Thank you Shell at Thing's I Can't Say
for keeping this blog meme going strong.
I should know better than to do something without thinking it through. But I let my soft side get the better of me and made a decision thinking of some one else. I decided a few months ago to suggest a short trip to New England for my husband. I thought it would be nice to have him go visit his grandmother, aunt, uncle and cousins for a few days and enjoy his parents birth state. He couldn't believe that I would even suggest it and he questioned me making sure I meant it.
I really did mean it. Then.
I should have done my research and checked ALL the calendars because I missed the school one. The week, this week in fact is the one he flies out; is the same week that Miss K is on Spring Break. Big fat bummer. When I realized it, it was too late because all the arrangements had been made, his plane ticket had been purchased and his cousin from California had already planned the same weekend to go too.
I feel bad but I have done nothing but whine and complain about it. I know it's bad to make him feel guilty for being excited to get away but I wish I had not suggested this trip. I was handling it quite well up until a few days ago when he told me his father was now going. The same man who was not going to go and now at the last minute is going.
I cannot explain the raw emotion I have about his father, my father in law. But for some reason, him going on this trip,only because my husband is going, irritates me. I KNOW with my heart and soul that he is ONLY going because his son is going. Maybe I'm jealous.
I, as his wife will always be his first priority. So much so that when his dad suggested that he stay the night at his house tonight, Tuesday so they could ride to the airport together, my husband declined the offer. He chose to stay home on the last night before flying out.
He (his dad) can have his 4 days alone with my husband. But it starts Wednesday morning.

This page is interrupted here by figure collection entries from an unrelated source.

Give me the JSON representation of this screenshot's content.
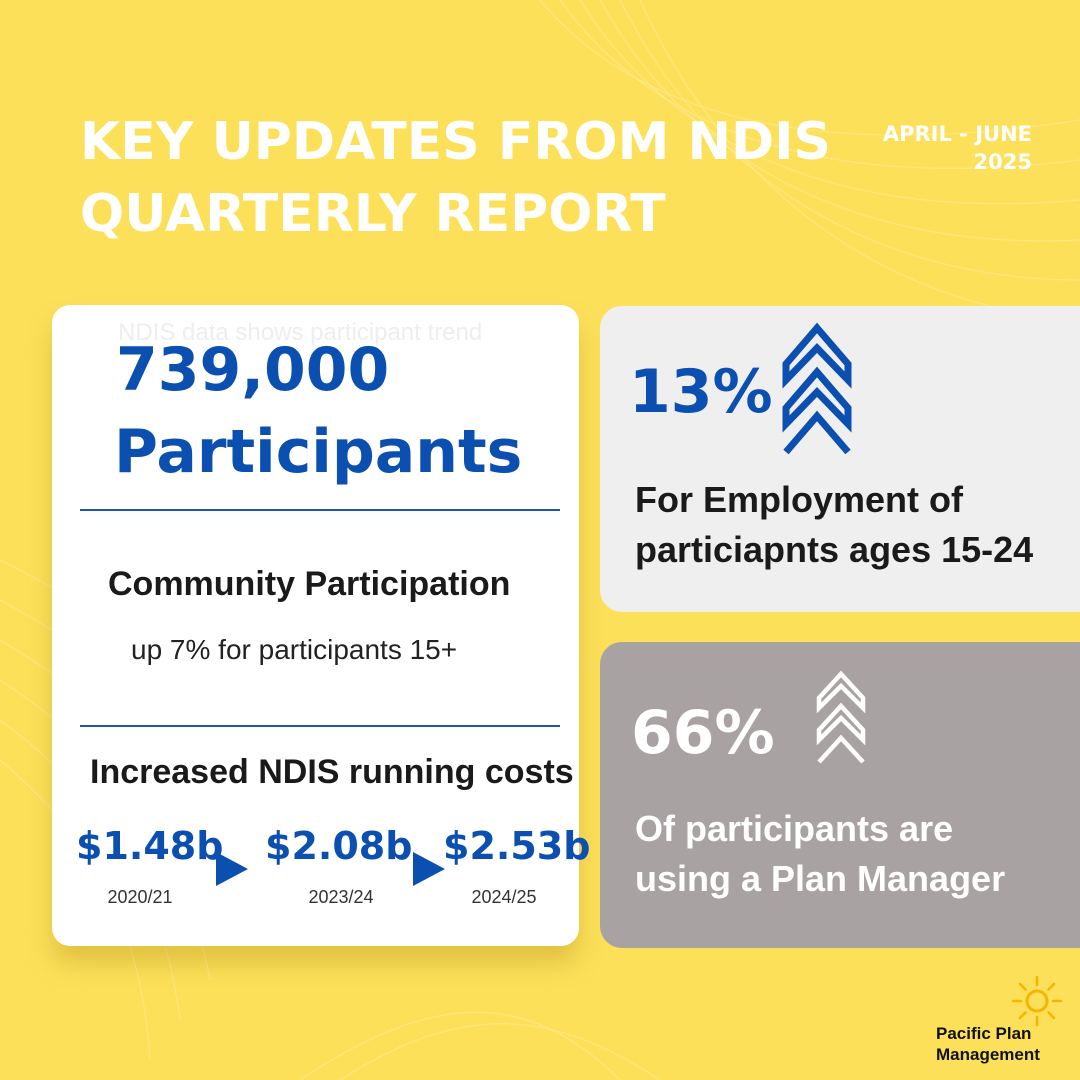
{
  "header": {
    "title_line1": "KEY UPDATES FROM NDIS",
    "title_line2": "QUARTERLY REPORT",
    "date_range": "APRIL - JUNE 2025"
  },
  "participants_card": {
    "ghost_text": "NDIS data shows participant trend",
    "count": "739,000",
    "count_label": "Participants",
    "community_title": "Community Participation",
    "community_subtitle": "up 7% for participants 15+",
    "costs_title": "Increased NDIS running costs",
    "costs": [
      {
        "value": "$1.48b",
        "year": "2020/21"
      },
      {
        "value": "$2.08b",
        "year": "2023/24"
      },
      {
        "value": "$2.53b",
        "year": "2024/25"
      }
    ]
  },
  "employment_card": {
    "percent": "13%",
    "description_line1": "For Employment of",
    "description_line2": "particiapnts ages 15-24",
    "icon": "triple-chevron-up-icon"
  },
  "plan_manager_card": {
    "percent": "66%",
    "description_line1": "Of participants are",
    "description_line2": "using a Plan Manager",
    "icon": "triple-chevron-up-icon"
  },
  "logo": {
    "line1": "Pacific Plan",
    "line2": "Management",
    "icon": "sun-icon"
  },
  "colors": {
    "background": "#fde05a",
    "accent_blue": "#0b4fb0",
    "card_light": "#efefef",
    "card_gray": "#a9a2a2",
    "sun": "#f7b500"
  }
}
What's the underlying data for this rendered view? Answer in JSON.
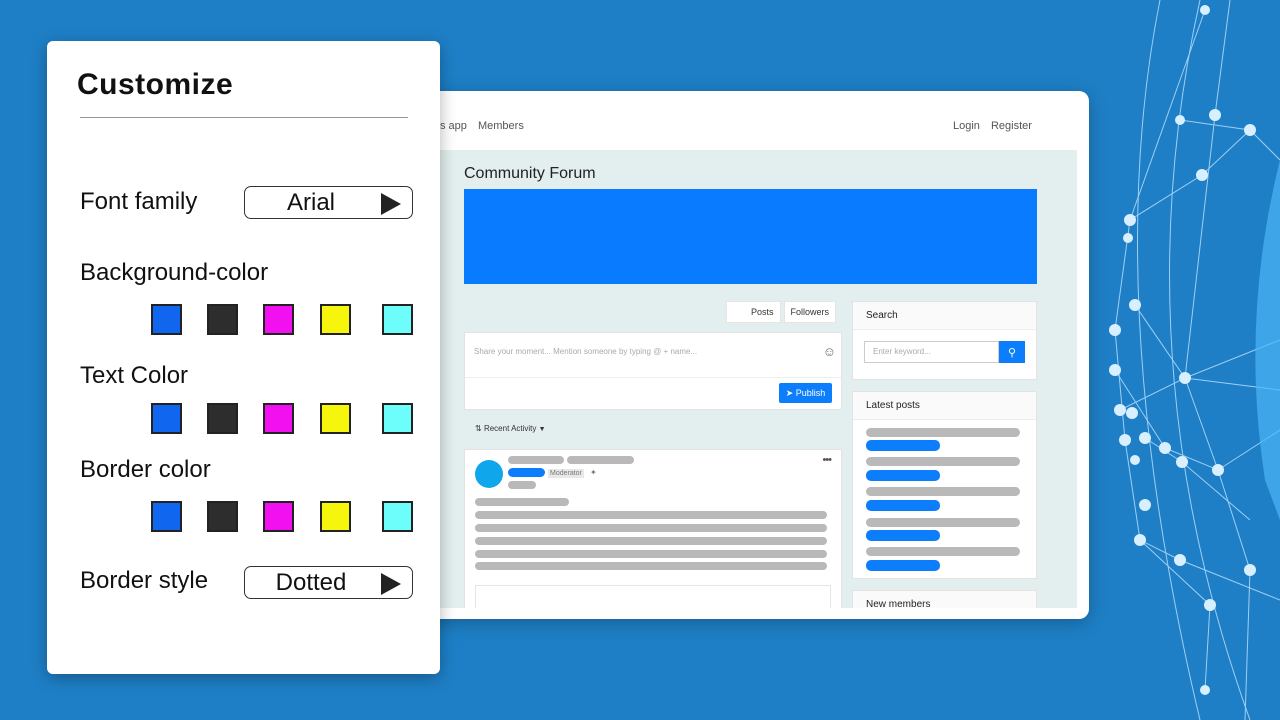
{
  "forum": {
    "nav_left": [
      "s app",
      "Members"
    ],
    "nav_right": [
      "Login",
      "Register"
    ],
    "title": "Community Forum",
    "banner_color": "#087bfe",
    "tabs": [
      "Posts",
      "Followers"
    ],
    "share_placeholder": "Share your moment... Mention someone by typing @ + name...",
    "emoji_icon": "☺",
    "publish_label": "Publish",
    "recent_activity_label": "Recent Activity",
    "moderator_badge": "Moderator",
    "search_heading": "Search",
    "search_placeholder": "Enter keyword...",
    "search_icon": "search-icon",
    "latest_posts_heading": "Latest posts",
    "new_members_heading": "New members"
  },
  "customize": {
    "title": "Customize",
    "font_family": {
      "label": "Font family",
      "value": "Arial"
    },
    "background_color": {
      "label": "Background-color",
      "colors": [
        "#1166f0",
        "#2d2d2d",
        "#f20ff0",
        "#f6f60c",
        "#6dfdfb"
      ]
    },
    "text_color": {
      "label": "Text Color",
      "colors": [
        "#1166f0",
        "#2d2d2d",
        "#f20ff0",
        "#f6f60c",
        "#6dfdfb"
      ]
    },
    "border_color": {
      "label": "Border color",
      "colors": [
        "#1166f0",
        "#2d2d2d",
        "#f20ff0",
        "#f6f60c",
        "#6dfdfb"
      ]
    },
    "border_style": {
      "label": "Border style",
      "value": "Dotted"
    }
  },
  "theme": {
    "background": "#1e7fc6",
    "accent": "#0d7efb"
  }
}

I know that I should have some respect for my elders and I do. But I deserve respect as my husband's wife and parent's should learn that when their child marries that they are forsaken. The vows of husband and wife trump parent ties.
I've gone off just a bit on this tirade, especially since I was upset about this trip. I know I'm most upset about the circumstances that have happened since it was planned. I'm missing my husband already and he hasn't even left yet.
A least the kids are one Spring Break this week, it's going to keep me quite busy while their daddy is away. We're heading to the beach tomorrow to enjoy some sun and fun with their grandma. The days will fly by and before I know it, my husband will be back home.